The spontaneous beating of the heart is governed by spontaneous firing of sinoatrial node cells, which generate action potentials due to spontaneous depolarization of the membrane potential, or diastolic depolarization. The spontaneous diastolic depolarization rate is determined by spontaneous local submembrane Ca2+ releases through ryanodine receptors (RyRs). We sought to identify specific mechanisms of intrinsic Ca2+ cycling by which sinoatrial node cells, but not ventricular myocytes, generate robust, rhythmic local Ca2+ releases. At similar physiological intracellular Ca2+ concentrations, local Ca2+ releases were large and rhythmic in permeabilized sinoatrial node cells but small and random in permeabilized ventricular myocytes. Furthermore, sinoatrial node cells spontaneously released more Ca2+ from the sarcoplasmic reticulum than did ventricular myocytes, despite comparable sarcoplasmic reticulum Ca2+ content in both cell types.
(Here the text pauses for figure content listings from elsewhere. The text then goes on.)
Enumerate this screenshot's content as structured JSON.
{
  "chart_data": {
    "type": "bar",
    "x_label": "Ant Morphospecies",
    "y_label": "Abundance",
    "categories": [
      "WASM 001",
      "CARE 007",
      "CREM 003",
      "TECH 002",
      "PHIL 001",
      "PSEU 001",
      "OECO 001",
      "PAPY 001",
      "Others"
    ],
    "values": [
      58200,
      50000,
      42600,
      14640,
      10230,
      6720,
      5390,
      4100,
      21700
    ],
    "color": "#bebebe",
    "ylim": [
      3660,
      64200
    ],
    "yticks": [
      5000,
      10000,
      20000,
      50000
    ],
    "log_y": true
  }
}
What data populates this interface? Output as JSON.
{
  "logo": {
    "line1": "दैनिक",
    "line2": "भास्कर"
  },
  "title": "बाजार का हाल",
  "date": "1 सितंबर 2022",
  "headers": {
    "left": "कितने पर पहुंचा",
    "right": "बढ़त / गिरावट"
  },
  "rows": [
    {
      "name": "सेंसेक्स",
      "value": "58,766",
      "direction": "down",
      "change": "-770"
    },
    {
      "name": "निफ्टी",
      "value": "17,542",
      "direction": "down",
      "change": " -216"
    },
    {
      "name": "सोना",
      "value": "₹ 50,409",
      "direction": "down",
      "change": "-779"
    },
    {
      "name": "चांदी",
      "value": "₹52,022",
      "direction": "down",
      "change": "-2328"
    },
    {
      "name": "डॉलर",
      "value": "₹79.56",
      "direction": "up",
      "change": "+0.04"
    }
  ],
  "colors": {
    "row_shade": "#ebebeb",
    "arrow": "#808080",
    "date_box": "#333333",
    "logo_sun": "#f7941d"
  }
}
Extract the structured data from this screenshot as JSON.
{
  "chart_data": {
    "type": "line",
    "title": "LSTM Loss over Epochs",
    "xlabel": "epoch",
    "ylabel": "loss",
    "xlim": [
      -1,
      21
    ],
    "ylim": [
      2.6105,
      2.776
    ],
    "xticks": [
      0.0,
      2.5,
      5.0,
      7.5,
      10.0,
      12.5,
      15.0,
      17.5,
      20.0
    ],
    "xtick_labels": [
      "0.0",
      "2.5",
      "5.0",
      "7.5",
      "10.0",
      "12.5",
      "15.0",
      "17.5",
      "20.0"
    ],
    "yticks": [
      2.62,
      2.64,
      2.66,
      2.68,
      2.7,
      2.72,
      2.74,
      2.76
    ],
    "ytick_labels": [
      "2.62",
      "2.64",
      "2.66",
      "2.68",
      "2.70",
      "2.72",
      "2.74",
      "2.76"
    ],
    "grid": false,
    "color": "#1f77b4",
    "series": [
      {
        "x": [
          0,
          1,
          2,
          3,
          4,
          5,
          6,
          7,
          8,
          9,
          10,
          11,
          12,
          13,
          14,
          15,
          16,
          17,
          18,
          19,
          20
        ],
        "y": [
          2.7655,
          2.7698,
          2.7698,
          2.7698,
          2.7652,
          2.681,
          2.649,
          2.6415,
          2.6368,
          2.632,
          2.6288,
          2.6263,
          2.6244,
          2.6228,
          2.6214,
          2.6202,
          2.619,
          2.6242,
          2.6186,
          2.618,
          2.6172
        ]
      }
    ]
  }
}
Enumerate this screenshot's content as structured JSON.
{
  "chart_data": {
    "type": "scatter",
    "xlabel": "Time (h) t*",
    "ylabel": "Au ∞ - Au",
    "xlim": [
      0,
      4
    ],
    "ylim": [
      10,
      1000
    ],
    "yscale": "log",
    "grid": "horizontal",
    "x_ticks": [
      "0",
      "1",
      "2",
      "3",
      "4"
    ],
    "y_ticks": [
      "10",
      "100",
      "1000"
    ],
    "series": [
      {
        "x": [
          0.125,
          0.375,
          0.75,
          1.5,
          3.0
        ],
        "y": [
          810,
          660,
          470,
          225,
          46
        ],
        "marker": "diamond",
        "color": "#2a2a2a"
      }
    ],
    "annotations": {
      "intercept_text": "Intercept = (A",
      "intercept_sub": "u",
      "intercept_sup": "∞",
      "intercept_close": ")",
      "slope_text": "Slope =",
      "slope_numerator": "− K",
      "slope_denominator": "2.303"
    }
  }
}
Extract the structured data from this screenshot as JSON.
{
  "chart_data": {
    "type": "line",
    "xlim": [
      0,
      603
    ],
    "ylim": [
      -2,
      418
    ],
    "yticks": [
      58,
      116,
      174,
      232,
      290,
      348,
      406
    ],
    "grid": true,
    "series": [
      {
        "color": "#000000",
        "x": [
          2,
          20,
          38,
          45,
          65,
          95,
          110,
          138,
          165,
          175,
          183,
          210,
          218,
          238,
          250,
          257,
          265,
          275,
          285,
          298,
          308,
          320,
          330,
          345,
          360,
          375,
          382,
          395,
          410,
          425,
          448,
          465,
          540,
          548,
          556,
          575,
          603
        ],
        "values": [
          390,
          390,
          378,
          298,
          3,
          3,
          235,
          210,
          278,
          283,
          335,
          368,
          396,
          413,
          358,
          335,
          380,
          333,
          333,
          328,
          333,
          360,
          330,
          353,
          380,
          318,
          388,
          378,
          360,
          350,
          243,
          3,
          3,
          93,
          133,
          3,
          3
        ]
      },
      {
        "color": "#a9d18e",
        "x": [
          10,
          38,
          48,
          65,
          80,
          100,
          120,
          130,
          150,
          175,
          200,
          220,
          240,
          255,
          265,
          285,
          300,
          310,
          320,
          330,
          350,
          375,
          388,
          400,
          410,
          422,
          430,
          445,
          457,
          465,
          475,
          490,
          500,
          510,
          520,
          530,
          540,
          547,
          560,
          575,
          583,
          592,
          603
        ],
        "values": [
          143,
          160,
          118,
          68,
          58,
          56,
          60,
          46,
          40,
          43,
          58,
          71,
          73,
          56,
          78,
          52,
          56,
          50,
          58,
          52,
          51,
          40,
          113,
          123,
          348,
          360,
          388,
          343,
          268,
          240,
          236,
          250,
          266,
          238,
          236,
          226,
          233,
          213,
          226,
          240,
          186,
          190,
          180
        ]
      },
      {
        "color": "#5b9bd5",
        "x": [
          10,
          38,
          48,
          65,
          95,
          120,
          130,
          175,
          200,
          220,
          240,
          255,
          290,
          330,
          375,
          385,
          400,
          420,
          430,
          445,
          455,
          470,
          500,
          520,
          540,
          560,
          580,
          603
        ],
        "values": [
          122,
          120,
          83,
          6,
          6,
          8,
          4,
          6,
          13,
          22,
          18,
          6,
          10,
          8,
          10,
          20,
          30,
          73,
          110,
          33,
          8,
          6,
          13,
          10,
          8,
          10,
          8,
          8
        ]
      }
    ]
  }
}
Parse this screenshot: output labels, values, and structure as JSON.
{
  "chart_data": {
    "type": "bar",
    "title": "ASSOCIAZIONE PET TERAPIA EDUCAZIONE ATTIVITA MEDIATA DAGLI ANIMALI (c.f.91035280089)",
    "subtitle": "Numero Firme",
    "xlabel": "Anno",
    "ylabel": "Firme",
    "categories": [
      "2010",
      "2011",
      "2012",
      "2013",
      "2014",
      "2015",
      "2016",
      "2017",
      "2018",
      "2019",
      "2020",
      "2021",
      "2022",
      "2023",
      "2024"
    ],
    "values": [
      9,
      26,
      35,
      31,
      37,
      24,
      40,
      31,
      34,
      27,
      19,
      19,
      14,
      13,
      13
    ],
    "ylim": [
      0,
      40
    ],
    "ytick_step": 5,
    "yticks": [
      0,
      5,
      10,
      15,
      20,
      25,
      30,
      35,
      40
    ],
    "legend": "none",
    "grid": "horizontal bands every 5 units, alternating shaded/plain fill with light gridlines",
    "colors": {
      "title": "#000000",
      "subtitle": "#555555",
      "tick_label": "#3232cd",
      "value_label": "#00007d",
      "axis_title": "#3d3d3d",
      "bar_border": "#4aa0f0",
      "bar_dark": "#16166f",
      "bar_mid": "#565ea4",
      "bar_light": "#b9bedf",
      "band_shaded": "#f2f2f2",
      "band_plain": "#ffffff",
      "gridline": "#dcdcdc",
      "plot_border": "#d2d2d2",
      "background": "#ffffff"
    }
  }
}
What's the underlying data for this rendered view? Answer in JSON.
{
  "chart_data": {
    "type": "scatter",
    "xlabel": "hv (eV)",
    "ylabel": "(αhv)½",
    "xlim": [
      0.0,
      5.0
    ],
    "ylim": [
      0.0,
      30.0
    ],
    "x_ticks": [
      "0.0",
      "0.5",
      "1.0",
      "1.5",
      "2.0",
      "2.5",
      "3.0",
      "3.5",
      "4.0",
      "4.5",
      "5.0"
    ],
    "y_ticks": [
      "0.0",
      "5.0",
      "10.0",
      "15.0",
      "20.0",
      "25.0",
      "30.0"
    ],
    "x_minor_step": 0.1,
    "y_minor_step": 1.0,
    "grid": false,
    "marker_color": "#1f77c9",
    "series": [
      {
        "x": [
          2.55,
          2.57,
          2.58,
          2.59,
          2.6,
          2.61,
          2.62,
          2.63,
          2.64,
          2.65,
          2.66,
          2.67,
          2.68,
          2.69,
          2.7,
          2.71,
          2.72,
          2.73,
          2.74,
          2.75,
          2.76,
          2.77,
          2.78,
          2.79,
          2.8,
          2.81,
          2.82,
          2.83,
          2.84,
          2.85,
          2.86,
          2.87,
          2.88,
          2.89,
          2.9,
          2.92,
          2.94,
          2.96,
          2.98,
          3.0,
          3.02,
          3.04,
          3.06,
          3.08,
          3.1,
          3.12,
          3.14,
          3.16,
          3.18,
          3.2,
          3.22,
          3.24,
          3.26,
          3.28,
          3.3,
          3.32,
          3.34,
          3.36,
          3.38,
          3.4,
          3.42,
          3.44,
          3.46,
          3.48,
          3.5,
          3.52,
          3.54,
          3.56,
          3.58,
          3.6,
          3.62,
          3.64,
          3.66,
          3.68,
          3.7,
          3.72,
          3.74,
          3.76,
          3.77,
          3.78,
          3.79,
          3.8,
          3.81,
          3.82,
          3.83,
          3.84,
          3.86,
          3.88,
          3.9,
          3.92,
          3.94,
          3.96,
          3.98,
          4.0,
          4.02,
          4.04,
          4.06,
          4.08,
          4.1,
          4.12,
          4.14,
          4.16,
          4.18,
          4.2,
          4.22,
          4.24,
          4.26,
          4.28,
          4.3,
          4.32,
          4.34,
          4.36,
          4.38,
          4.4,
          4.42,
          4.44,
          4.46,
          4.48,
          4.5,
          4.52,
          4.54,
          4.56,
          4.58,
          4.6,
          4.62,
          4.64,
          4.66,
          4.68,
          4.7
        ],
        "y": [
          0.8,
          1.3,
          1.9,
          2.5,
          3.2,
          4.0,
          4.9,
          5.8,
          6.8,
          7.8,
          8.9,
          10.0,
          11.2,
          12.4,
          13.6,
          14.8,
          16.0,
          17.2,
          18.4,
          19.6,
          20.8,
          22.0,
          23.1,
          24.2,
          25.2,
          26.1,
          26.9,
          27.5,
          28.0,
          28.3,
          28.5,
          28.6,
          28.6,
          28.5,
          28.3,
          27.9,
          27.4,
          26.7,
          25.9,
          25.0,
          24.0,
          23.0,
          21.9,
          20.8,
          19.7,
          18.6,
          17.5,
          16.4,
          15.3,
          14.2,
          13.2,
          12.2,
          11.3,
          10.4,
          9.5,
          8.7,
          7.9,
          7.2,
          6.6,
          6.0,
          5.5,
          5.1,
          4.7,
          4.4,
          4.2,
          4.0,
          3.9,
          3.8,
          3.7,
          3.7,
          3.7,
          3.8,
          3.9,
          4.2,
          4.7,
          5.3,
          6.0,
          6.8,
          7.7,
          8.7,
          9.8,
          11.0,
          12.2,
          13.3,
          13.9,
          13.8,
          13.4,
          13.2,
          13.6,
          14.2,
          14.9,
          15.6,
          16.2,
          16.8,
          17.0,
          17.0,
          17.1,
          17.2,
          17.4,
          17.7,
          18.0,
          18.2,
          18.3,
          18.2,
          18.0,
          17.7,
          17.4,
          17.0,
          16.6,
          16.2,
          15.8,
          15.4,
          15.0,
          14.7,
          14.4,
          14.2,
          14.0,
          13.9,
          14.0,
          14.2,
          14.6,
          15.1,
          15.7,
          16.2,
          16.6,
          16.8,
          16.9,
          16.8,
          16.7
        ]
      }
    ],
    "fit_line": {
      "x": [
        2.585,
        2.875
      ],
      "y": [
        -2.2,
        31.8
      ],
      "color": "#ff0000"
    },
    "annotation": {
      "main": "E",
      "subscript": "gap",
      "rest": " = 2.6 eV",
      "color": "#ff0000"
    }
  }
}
This ability of sinoatrial node cells to generate larger and rhythmic local Ca2+ releases was associated with increased abundance of sarcoplasmic reticulum Ca2+-ATPase (SERCA), reduced abundance of the SERCA inhibitor phospholamban, and increased Ca2+-dependent phosphorylation of phospholamban and RyR. The increased phosphorylation of RyR in sinoatrial node cells may facilitate Ca2+ release from the sarcoplasmic reticulum, whereas Ca2+-dependent increase in phosphorylation of phospholamban relieves its inhibition of SERCA, augmenting the pumping rate of Ca2+ required to support robust, rhythmic local Ca2+ releases. The differences in Ca2+ cycling between sinoatrial node cells and ventricular myocytes provide insights into the regulation of intracellular Ca2+ cycling that drives the automaticity of sinoatrial node cells.